Paukovits J B, Paukovits W R, Laerum O D
Cancer Res. 1986 Sep;46(9):4444-8.
It has been found that leukemia cells can be induced by various agents [e.g., by retinoic acid (RA)] to mature to a nonproliferative end stage. It has also been found that normal mature granulocytes produce a chalone-like "hemoregulatory peptide (HP)" which seems to be involved in the inhibitory proliferation control of myelopoietic cells. In view of the intended use of maturation induction treatment as an alternative to current antileukemic therapy it appeared to be of interest to know if granulocytes, obtained by RA treatment of the promyelocytic leukemia cell line HL-60, would produce normal HP or if their transformed phenotype would cause production of deviant regulatory peptide(s).
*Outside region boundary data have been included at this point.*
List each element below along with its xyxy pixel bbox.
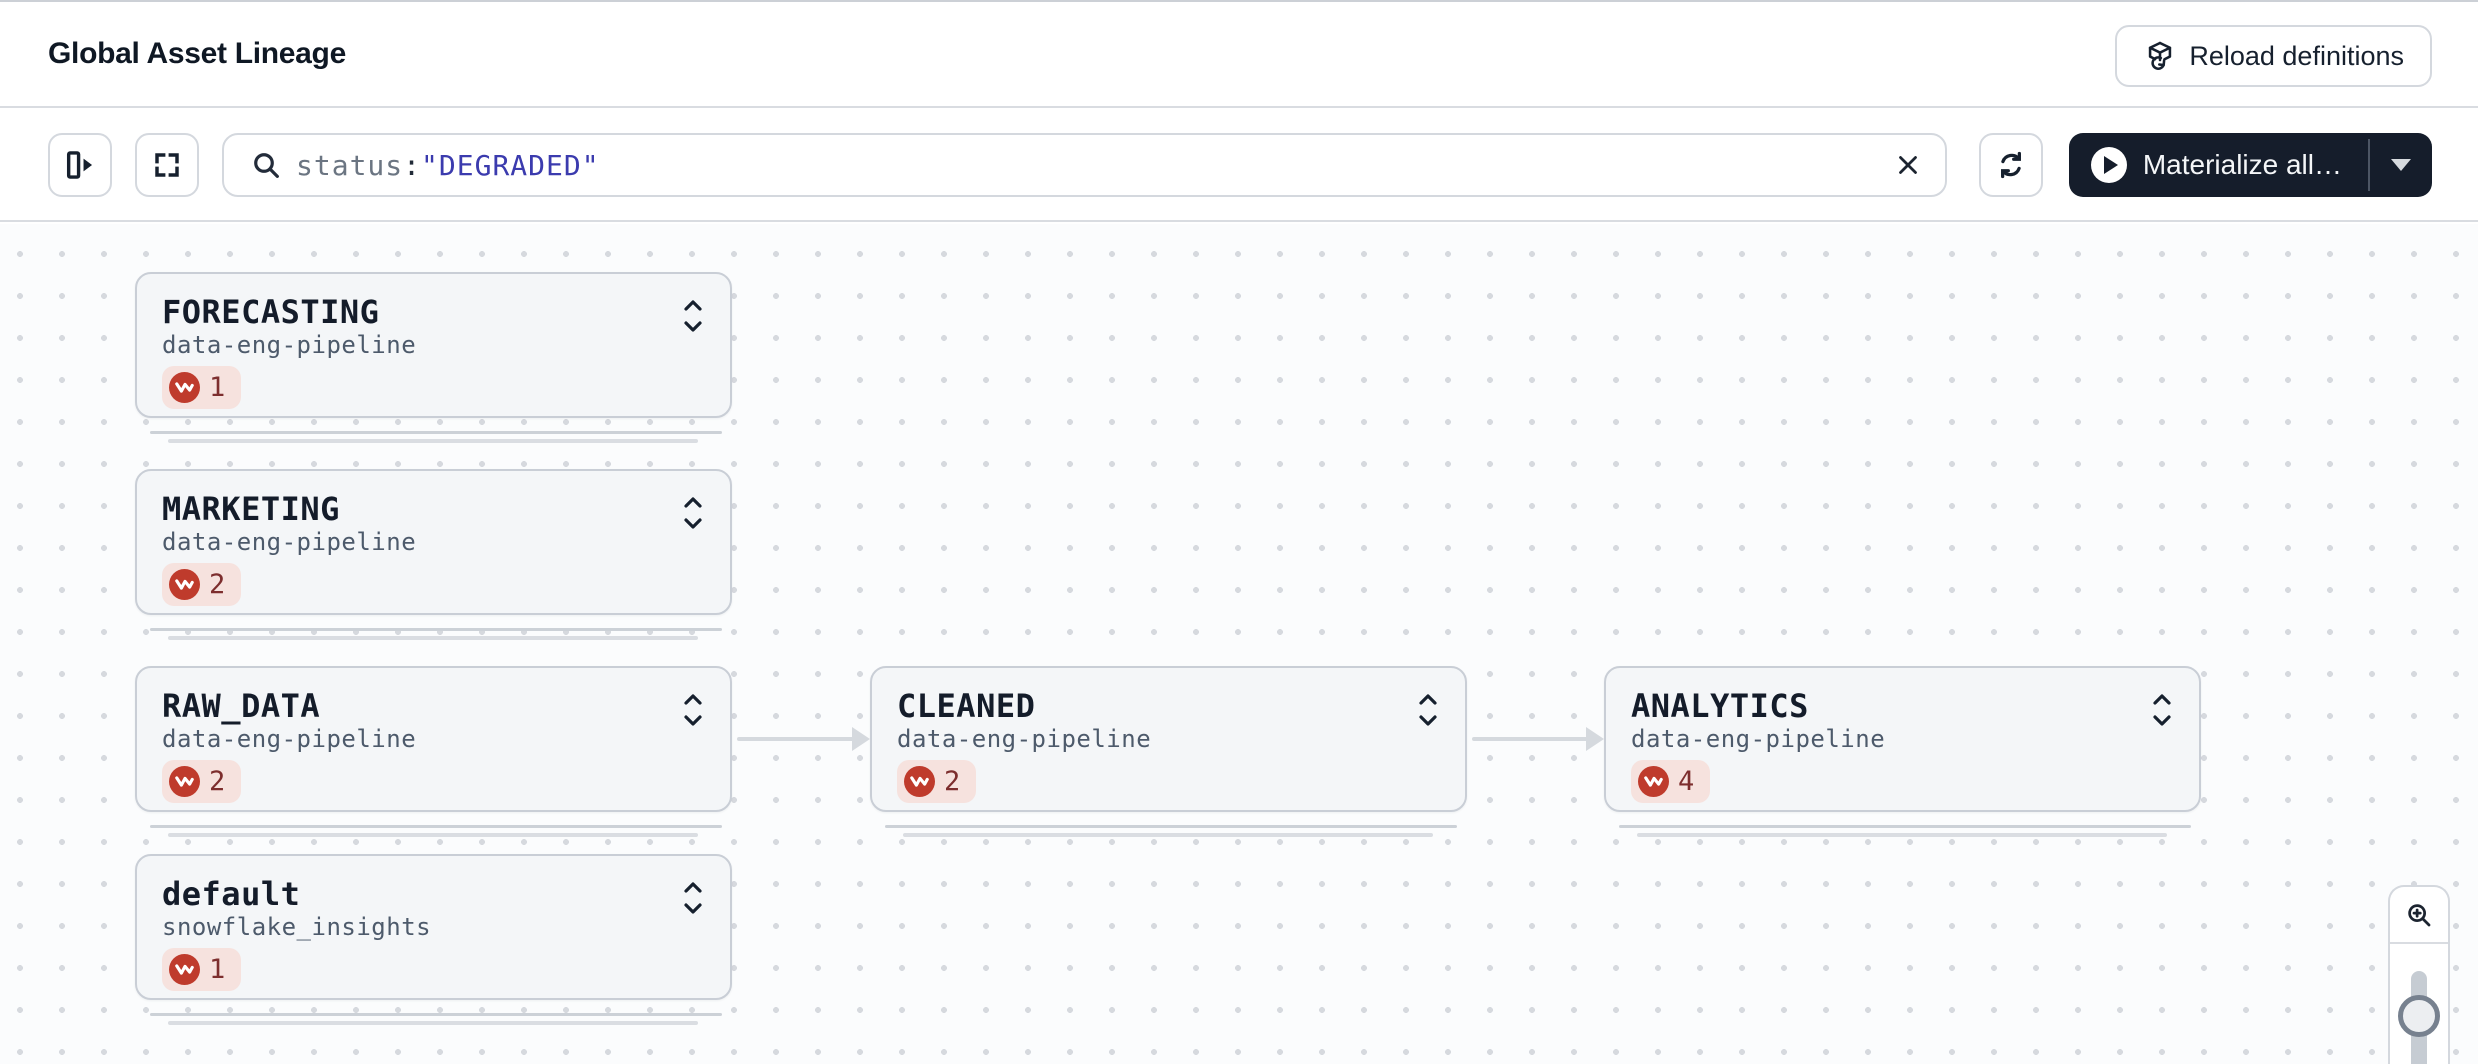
lineage-edge (737, 737, 854, 741)
degraded-zigzag-icon (169, 954, 200, 985)
group-name: default (162, 875, 301, 913)
degraded-status-badge: 1 (162, 948, 242, 991)
degraded-zigzag-icon (169, 372, 200, 403)
group-name: ANALYTICS (1631, 687, 1809, 725)
node-stack-shadow (168, 1021, 698, 1025)
node-stack-shadow (1637, 833, 2167, 837)
degraded-status-badge: 1 (162, 366, 242, 409)
asset-group-node[interactable]: RAW_DATA data-eng-pipeline 2 (135, 666, 732, 812)
node-stack-shadow (903, 833, 1433, 837)
fullscreen-icon (151, 149, 183, 181)
node-stack-shadow (1619, 825, 2191, 828)
degraded-count: 2 (209, 569, 226, 600)
degraded-status-badge: 2 (162, 760, 242, 803)
node-stack-shadow (150, 628, 722, 631)
asset-filter-input[interactable]: status:"DEGRADED" (222, 133, 1947, 197)
group-name: MARKETING (162, 490, 340, 528)
expand-group-icon[interactable] (680, 878, 706, 918)
fit-view-button[interactable] (135, 133, 199, 197)
degraded-status-badge: 2 (162, 563, 242, 606)
zoom-slider-handle[interactable] (2398, 995, 2440, 1037)
expand-group-icon[interactable] (680, 296, 706, 336)
materialize-all-button[interactable]: Materialize all… (2069, 133, 2368, 197)
lineage-toolbar: status:"DEGRADED" Materializ (0, 110, 2478, 222)
degraded-count: 1 (209, 372, 226, 403)
expand-group-icon[interactable] (680, 493, 706, 533)
asset-group-node[interactable]: default snowflake_insights 1 (135, 854, 732, 1000)
group-code-location: data-eng-pipeline (897, 725, 1152, 753)
chevron-down-icon (2391, 159, 2411, 171)
materialize-options-button[interactable] (2370, 133, 2432, 197)
search-icon (250, 149, 282, 181)
page-header: Global Asset Lineage Reload definitions (0, 2, 2478, 108)
degraded-zigzag-icon (1638, 766, 1669, 797)
group-code-location: data-eng-pipeline (1631, 725, 1886, 753)
group-code-location: snowflake_insights (162, 913, 432, 941)
zoom-control (2388, 885, 2450, 1064)
degraded-zigzag-icon (169, 766, 200, 797)
zoom-in-button[interactable] (2390, 887, 2448, 944)
group-name: FORECASTING (162, 293, 380, 331)
asset-group-node[interactable]: FORECASTING data-eng-pipeline 1 (135, 272, 732, 418)
zoom-in-icon (2404, 900, 2434, 930)
group-name: CLEANED (897, 687, 1036, 725)
group-name: RAW_DATA (162, 687, 321, 725)
node-stack-shadow (150, 1013, 722, 1016)
lineage-canvas[interactable]: FORECASTING data-eng-pipeline 1 MARKETIN… (0, 224, 2478, 1064)
materialize-all-split-button: Materialize all… (2068, 133, 2432, 197)
lineage-edge-arrowhead (1586, 727, 1604, 751)
materialize-all-label: Materialize all… (2142, 149, 2342, 180)
degraded-count: 2 (944, 766, 961, 797)
filter-field: status (296, 148, 404, 182)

It was found that conditioned media from RA-treated HL-60 cells inhibited myeloid proliferation but strongly stimulated the growth of erythroid and lymphoid cells. A low molecular weight thiol-containing peptide was isolated which inhibited colony formation by normal granulocyte-macrophage committed stem cells but unlike HP had no effect on (untreated) HL-60 cells themselves. It was also shown that the HL-60 RA peptide is chemically different from HP in terms of molecular size, electrophoretic mobility, composition, and NH2-terminal sequence, which was determined as glutamine-aspartic acid-proline. It is concluded that differentiated HL-60 cells produce hemoregulatory factor(s) with properties different from those of normal HP. The implication of a possible abnormal regulatory behavior of induced leukemic populations is discussed with respect to leukemia therapy by differentiation induction.